Keywords

1 Introduction

The electrocardiogram (ECG) is a record of the heart muscle movement and has been widely used in detection and treatment for cardiac diseases. Different from normal ECG signals, arrhythmia signals can be harbingers of some dangerous heart diseases. Early diagnosis helps early detection of chronic disease and starts treatment as soon as possible. For emergency heart attack such as ventricular fibrillation, timely detection can significantly improve the survival rate [1]. Therefore, efficient and effective ECG arrhythmia detection and classification is very important. However, arrhythmia beats usually occur sporadically and unexpected, which makes them extremely difficult to record. The rarity of arrhythmia data limits the training quality of classifiers and becomes a hindrance on the road to a comprehensive diagnosis system [2].

To enable auto-diagnosis with limited real arrhythmia data, an efficient model to generate ECG signals with high confidence and quality, especially the abnormal ECG signals, is necessary. To build a system that can mimic arrhythmia signal, we choose long short-term memory (LSTM) and generative adversarial nets (GANs) as main components. The GANs were first published in 2003 by Goodfellow et al. [3]. In the system, there is a generator (G) that will continuously produce fake signals to approach real database, while there is a discriminator (D) that can determine whether the input is real or from the generator. Both G and D will be trained at the same time until the discriminator cannot define the true label. Instead of using the original ECG signal, we use the feature got from an LSTM encoder to train the generator.

LSTM is a special recurrent neural network model, which can selectively remember the important information of the input. It is good at dealing with correlated data sequence and commonly used on speech recognition [4] and sequence translation [5]. In our system, the LSTM encoder and decoder are trained to find the commonality of a group of data and exclude the effort from differences among individuals. To learn and mimic arrhythmia signals, a GAN model [3] is included between LSTM encoder and decoder to learn the commonality within hidden states. Previous study shows that GANs can generate similar output based on input efficiently [6]. So we choose GANs as the generative model to synthesize the commonality given by LSTM encoder.

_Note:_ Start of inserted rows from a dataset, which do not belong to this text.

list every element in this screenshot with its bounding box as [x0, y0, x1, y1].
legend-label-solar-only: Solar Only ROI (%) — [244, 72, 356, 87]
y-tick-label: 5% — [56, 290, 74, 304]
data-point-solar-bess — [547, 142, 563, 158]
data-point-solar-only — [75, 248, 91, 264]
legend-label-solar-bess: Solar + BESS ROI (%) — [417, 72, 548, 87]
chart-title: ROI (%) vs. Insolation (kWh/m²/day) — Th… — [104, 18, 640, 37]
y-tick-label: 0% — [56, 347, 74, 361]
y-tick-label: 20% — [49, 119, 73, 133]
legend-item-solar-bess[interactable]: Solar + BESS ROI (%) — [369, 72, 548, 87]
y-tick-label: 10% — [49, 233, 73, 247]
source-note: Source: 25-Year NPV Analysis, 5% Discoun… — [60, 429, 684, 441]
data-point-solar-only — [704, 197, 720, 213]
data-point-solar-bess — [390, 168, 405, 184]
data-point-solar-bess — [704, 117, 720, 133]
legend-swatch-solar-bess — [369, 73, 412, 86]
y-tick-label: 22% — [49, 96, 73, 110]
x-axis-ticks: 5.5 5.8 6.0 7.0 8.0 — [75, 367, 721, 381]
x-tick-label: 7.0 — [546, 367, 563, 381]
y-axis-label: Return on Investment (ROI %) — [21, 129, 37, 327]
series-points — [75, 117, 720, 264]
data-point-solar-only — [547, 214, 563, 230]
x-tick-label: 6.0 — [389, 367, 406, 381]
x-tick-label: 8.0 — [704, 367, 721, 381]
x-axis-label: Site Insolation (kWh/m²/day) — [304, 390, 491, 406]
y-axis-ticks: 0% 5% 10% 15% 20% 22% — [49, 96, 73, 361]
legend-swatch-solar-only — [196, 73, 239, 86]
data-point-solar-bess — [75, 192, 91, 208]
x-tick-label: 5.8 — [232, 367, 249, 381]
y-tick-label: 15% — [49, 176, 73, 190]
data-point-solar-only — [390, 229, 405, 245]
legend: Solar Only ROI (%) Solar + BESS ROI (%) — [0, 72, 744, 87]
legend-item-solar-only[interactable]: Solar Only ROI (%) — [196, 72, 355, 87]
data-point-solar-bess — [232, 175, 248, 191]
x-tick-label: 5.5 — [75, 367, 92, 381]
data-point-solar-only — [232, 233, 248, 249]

After enough training, it can generate fake states and pass them to LSTM decoder to produce high quality fake signals.

Our main contributions are listed below: (1) We proposed an LSTM and GAN based arrhythmia generator, which can learn from a small data set and produce high quality arrhythmia signals. (2) We optimize the system performance by studying the correlation between training iteration and training samples. (3) We verify the effectiveness of our method on MIT-BIH data set with random forest classifiers. Compared to classifier trained with only real data, the same classifier that is trained with both real and fake data achieves an accuracy boost from 84.24 to 95.46%.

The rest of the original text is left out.